Today it’s more likely to be a consequence of the adoption of automatic enrollment provisions following the passage of the Pension Protection Act of 2006, which removed several impediments to automatic enrollment plans, including amending the Employee Retirement Income Security Act (ERISA) to provide a safe harbor
for plan fiduciaries investing participant assets in certain types of default investment alternatives (“qualified default investment alternatives,” or QDIAs) in the absence of participant investment direction.
Whatever the origins of your plan’s default option, here are four things you should know:
1. A default option doesn’t have to be a QDIA.
There are good and valid reasons to want your default fund to be a QDIA, primarily that the participant will be deemed to have exercised control over assets in his or her account if, in the absence of investment direction from the participant, the plan fiduciary invests the assets in a QDIA. That’s basically the equivalent of 404(c) protection from a participant lawsuit for the plan sponsor. That said, a default investment fund doesn’t have to be a QDIA, even if you have automatic enrollment.
2. A QDIA doesn’t have to be a target-date fund.
These days target-date funds are the low-hanging fruit of QDIA options, but balanced funds, target risk and professionally managed accounts are also explicitly acknowledged in the regulations. However, for a default fund to gain the safe harbor protections of a QDIA, it be structured in such a way as to take into account the age of the participant and/or the workforce.

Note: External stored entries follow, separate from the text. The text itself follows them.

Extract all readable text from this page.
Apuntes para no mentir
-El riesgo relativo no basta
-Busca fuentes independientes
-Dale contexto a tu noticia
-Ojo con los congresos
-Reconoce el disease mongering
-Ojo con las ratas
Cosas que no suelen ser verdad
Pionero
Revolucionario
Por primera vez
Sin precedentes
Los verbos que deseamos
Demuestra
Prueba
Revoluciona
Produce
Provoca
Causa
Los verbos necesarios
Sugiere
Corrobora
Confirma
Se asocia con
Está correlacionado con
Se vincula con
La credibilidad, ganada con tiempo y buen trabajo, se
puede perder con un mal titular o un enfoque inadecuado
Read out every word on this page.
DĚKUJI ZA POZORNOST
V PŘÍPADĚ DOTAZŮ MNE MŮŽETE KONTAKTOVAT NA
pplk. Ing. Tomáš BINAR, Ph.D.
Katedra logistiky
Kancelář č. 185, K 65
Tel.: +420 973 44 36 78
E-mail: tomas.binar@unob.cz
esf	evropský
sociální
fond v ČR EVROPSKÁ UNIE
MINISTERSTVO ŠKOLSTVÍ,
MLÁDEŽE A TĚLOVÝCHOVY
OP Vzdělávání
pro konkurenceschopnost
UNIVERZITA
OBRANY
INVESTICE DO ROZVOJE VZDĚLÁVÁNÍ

Remember, however, that in order to be a QDIA, there are certain other obligations, including the requirement to notify those defaulting workers that they are being defaulted, and that they have a right to opt out — both upon enrollment and annually thereafter. Failure to provide the proper notices at the proper times has long been an impediment to fulfilling 404(c)’s conditions — and could be enough to thwart QDIA’s shield as well.
3. The fiduciary requirements to prudently monitor and select a QDIA are no less than for any other plan investment option — and they are fiduciary requirements.
Plan fiduciaries can reap significant benefits from the adoption of a QDIA, and participants even more so — if the option is prudently selected and monitored. But, at a minimum, in the QDIA regulations, the Labor Department made it abundantly clear that “selection of a particular qualified default investment alternative … is a fiduciary act and, therefore, ERISA obligates fiduciaries to act prudently and solely in the interest of the plan’s participants and beneficiaries.”
4. Just because a default fund isn’t a QDIA doesn’t mean it isn’t a prudent default choice.
While target-date vehicles are certainly convenient for plan sponsors and well-received by participants — and explicitly acknowledged as QDIA-eligible — they aren’t the exclusive prudent choice for a default option. Of course, choosing something else — a target-risk fund with no age orientation, a balanced offering, or even a stable value fund — won’t afford you the same protections that a QDIA will.
On the other hand, a well-chosen, thoughtfully monitored investment default might not require them.